NEW YORK. – “Investment is the key word for Latin America and the Caribbean at the present time.” This was proclaimed by Alicia Bárcena, Executive Secretary of the Economic Commission for Latin America and the Caribbean (ECLAC), at the third edition of the Global Forum on Latin America and the Caribbean.

She expressed the need for the economies of the region to receive the aid that allows them to redirect the projects they demand to recover the serious damages caused by the pandemic provoked by the COVID-19 virus.

Bárcena also stressed that before the health crisis the region was already registering its slowest growth rate in more than a century. Between 2014-2019 the region grew at an average rate of 0.3%, lower than the six-year period that includes World War I (0.9%) and the Great Depression (1.3%).

In the presentation of the panel “The Pandemic and its Economic and Social Repercussions in Latin America,” Bárcena said that of all the developing regions, Latin America and the Caribbean are the ones that have been hardest hit by the crisis generated by the pandemic.

The Forum is held in this American city organized by the Global Foundation for Democracy and Development (Funglode) and its sister institution in the United States, the Global Foundation for Democracy and Development (GFDD), together with the International Institute for Democracy and Electoral Assistance (IDEA International).

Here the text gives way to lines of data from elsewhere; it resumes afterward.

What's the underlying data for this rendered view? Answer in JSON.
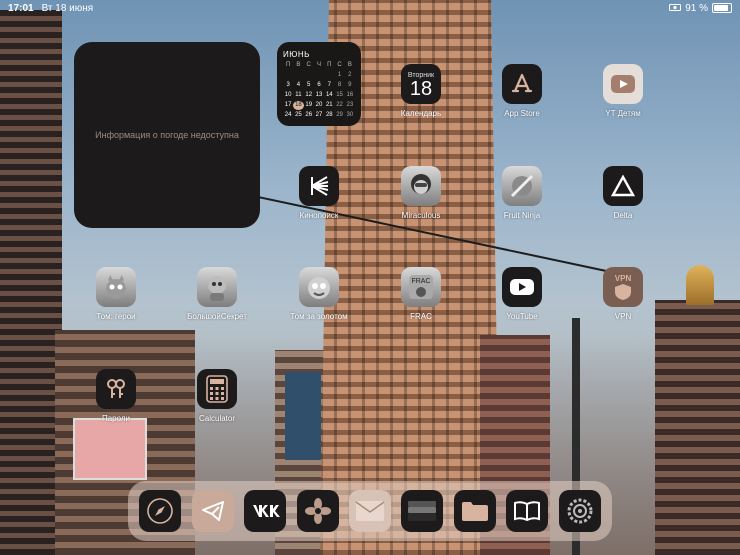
{
  "status_bar": {
    "time": "17:01",
    "date": "Вт 18 июня",
    "battery": "91 %"
  },
  "weather_widget": {
    "message": "Информация о погоде недоступна"
  },
  "calendar_widget": {
    "month": "ИЮНЬ",
    "weekdays": [
      "П",
      "В",
      "С",
      "Ч",
      "П",
      "С",
      "В"
    ],
    "weeks": [
      [
        "",
        "",
        "",
        "",
        "",
        "1",
        "2"
      ],
      [
        "3",
        "4",
        "5",
        "6",
        "7",
        "8",
        "9"
      ],
      [
        "10",
        "11",
        "12",
        "13",
        "14",
        "15",
        "16"
      ],
      [
        "17",
        "18",
        "19",
        "20",
        "21",
        "22",
        "23"
      ],
      [
        "24",
        "25",
        "26",
        "27",
        "28",
        "29",
        "30"
      ]
    ],
    "today": "18"
  },
  "apps": {
    "calendar": {
      "label": "Календарь",
      "weekday": "Вторник",
      "day": "18"
    },
    "appstore": {
      "label": "App Store"
    },
    "yt_kids": {
      "label": "YT Детям"
    },
    "kinopoisk": {
      "label": "Кинопоиск"
    },
    "miraculous": {
      "label": "Miraculous"
    },
    "fruitninja": {
      "label": "Fruit Ninja"
    },
    "delta": {
      "label": "Delta"
    },
    "tom_heroes": {
      "label": "Том: герои"
    },
    "bigsecret": {
      "label": "БольшойСекрет"
    },
    "tom_gold": {
      "label": "Том за золотом"
    },
    "frac": {
      "label": "FRAC"
    },
    "youtube": {
      "label": "YouTube"
    },
    "vpn": {
      "label": "VPN",
      "badge": "VPN"
    },
    "passwords": {
      "label": "Пароли"
    },
    "calculator": {
      "label": "Calculator"
    }
  },
  "dock": [
    "Safari",
    "Telegram",
    "VK",
    "Photos",
    "Mail",
    "Wallet",
    "Files",
    "Books",
    "Settings"
  ],
  "colors": {
    "widget_bg": "#1c1a1a",
    "accent": "#d7b3a0",
    "dock_bg": "#e1cdc3"
  }
}
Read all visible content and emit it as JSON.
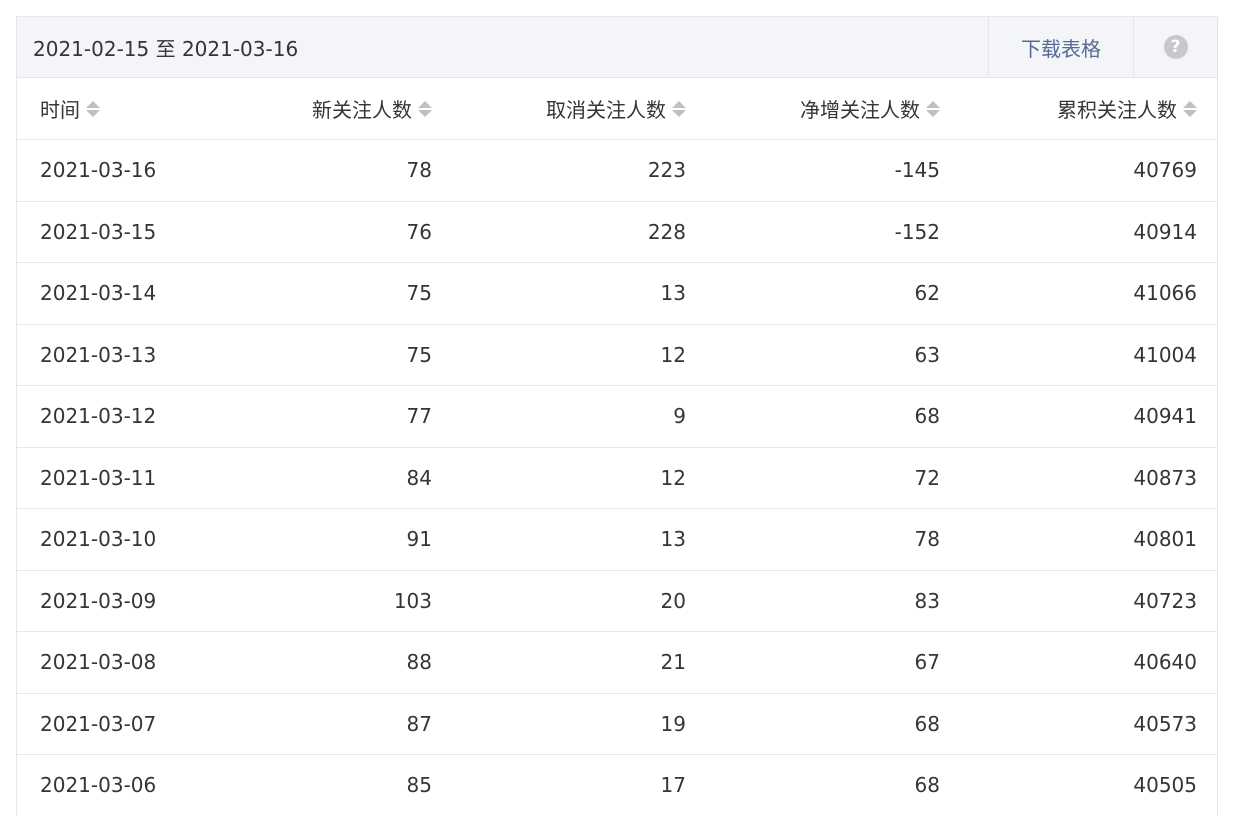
{
  "toolbar": {
    "date_range": "2021-02-15 至 2021-03-16",
    "download_label": "下载表格",
    "help_label": "?"
  },
  "table": {
    "columns": [
      "时间",
      "新关注人数",
      "取消关注人数",
      "净增关注人数",
      "累积关注人数"
    ],
    "rows": [
      [
        "2021-03-16",
        "78",
        "223",
        "-145",
        "40769"
      ],
      [
        "2021-03-15",
        "76",
        "228",
        "-152",
        "40914"
      ],
      [
        "2021-03-14",
        "75",
        "13",
        "62",
        "41066"
      ],
      [
        "2021-03-13",
        "75",
        "12",
        "63",
        "41004"
      ],
      [
        "2021-03-12",
        "77",
        "9",
        "68",
        "40941"
      ],
      [
        "2021-03-11",
        "84",
        "12",
        "72",
        "40873"
      ],
      [
        "2021-03-10",
        "91",
        "13",
        "78",
        "40801"
      ],
      [
        "2021-03-09",
        "103",
        "20",
        "83",
        "40723"
      ],
      [
        "2021-03-08",
        "88",
        "21",
        "67",
        "40640"
      ],
      [
        "2021-03-07",
        "87",
        "19",
        "68",
        "40573"
      ],
      [
        "2021-03-06",
        "85",
        "17",
        "68",
        "40505"
      ]
    ]
  },
  "colors": {
    "link": "#576b95",
    "toolbar_bg": "#f4f5f9",
    "border": "#e7e7eb",
    "sort_icon": "#c0c0c4"
  }
}
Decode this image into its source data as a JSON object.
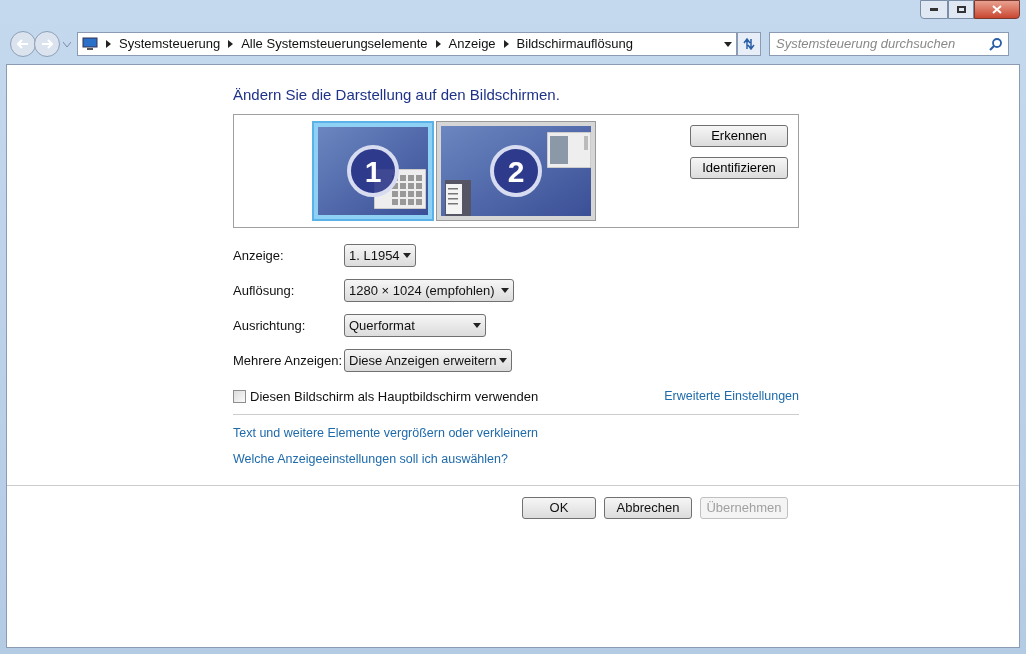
{
  "breadcrumbs": [
    "Systemsteuerung",
    "Alle Systemsteuerungselemente",
    "Anzeige",
    "Bildschirmauflösung"
  ],
  "search": {
    "placeholder": "Systemsteuerung durchsuchen"
  },
  "heading": "Ändern Sie die Darstellung auf den Bildschirmen.",
  "monitors": [
    {
      "label": "1",
      "selected": true
    },
    {
      "label": "2",
      "selected": false
    }
  ],
  "monitor_buttons": [
    "Erkennen",
    "Identifizieren"
  ],
  "settings": [
    {
      "label": "Anzeige:",
      "value": "1. L1954"
    },
    {
      "label": "Auflösung:",
      "value": "1280 × 1024 (empfohlen)"
    },
    {
      "label": "Ausrichtung:",
      "value": "Querformat"
    },
    {
      "label": "Mehrere Anzeigen:",
      "value": "Diese Anzeigen erweitern"
    }
  ],
  "primary_checkbox": {
    "label": "Diesen Bildschirm als Hauptbildschirm verwenden",
    "checked": false
  },
  "advanced_link": "Erweiterte Einstellungen",
  "links": [
    "Text und weitere Elemente vergrößern oder verkleinern",
    "Welche Anzeigeeinstellungen soll ich auswählen?"
  ],
  "buttons": [
    {
      "label": "OK",
      "disabled": false
    },
    {
      "label": "Abbrechen",
      "disabled": false
    },
    {
      "label": "Übernehmen",
      "disabled": true
    }
  ]
}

Bárcena explained that of the population segments young people have been the most impacted, evidenced by the loss of jobs and the failure of their particular productive initiatives.

Women have also been hard hit by the pandemic, stated Bárcena.

Elaborating on the harmful effects of the pandemic, ECLAC’s Executive Secretary said that government transfers have played a fundamental role. “The State is the one that put itself out there during this pandemic.” She pointed out that without the economic strategies adopted by the different countries, “the increase in extreme poverty would be greater.”

Another factor that has helped alleviate the crisis, according to Bárcena, have been the remittances which, she explained, have reached record levels since the health crisis began. They have helped governments preserve stability and peace.

Returning to the issue of investment, she considered that the world is not investing enough on the adaptation of the population to climate change.

Bárcena agreed with the Secretary General of the United Nations (UN), indicating that the conflict between the United States and China is the greatest danger facing the world today.

The Panelists

Other participants in the panel “The Pandemic and its Economic and Social Repercussions in Latin America and the Caribbean” were experts José Antonio Ocampo and Gerver Torres, two leading researchers from the region.

Ocampo, co-chair of Columbia University’s Initiative for Political Dialogue (IDP), called for an aggressive agenda to reduce inequality in the Latin American and Caribbean regions, defined by scholars as one of the most unequal in the world.

“It is time for a breakthrough in development banking,” Ocampo proclaimed.

Likewise, Torres – research consultant for the Gallup Company – addressed the issue of happiness in Latin America and the Caribbean.

In this regard, he said that uncertainty is one of the elements that has most negatively affected the happiness of the region´s population. “There has been a general drop in happiness,” Torres said.

The panel was moderated by Mario Báez, head of the Policy Coordination and Oversight Service of the Office of the Assistant Secretary-General for United Nations Management.

Báez claimed that before the pandemic the Latin American and Caribbean regions were growing at their lower levels after World War II. “The health problem has further complicated the situation,” he said.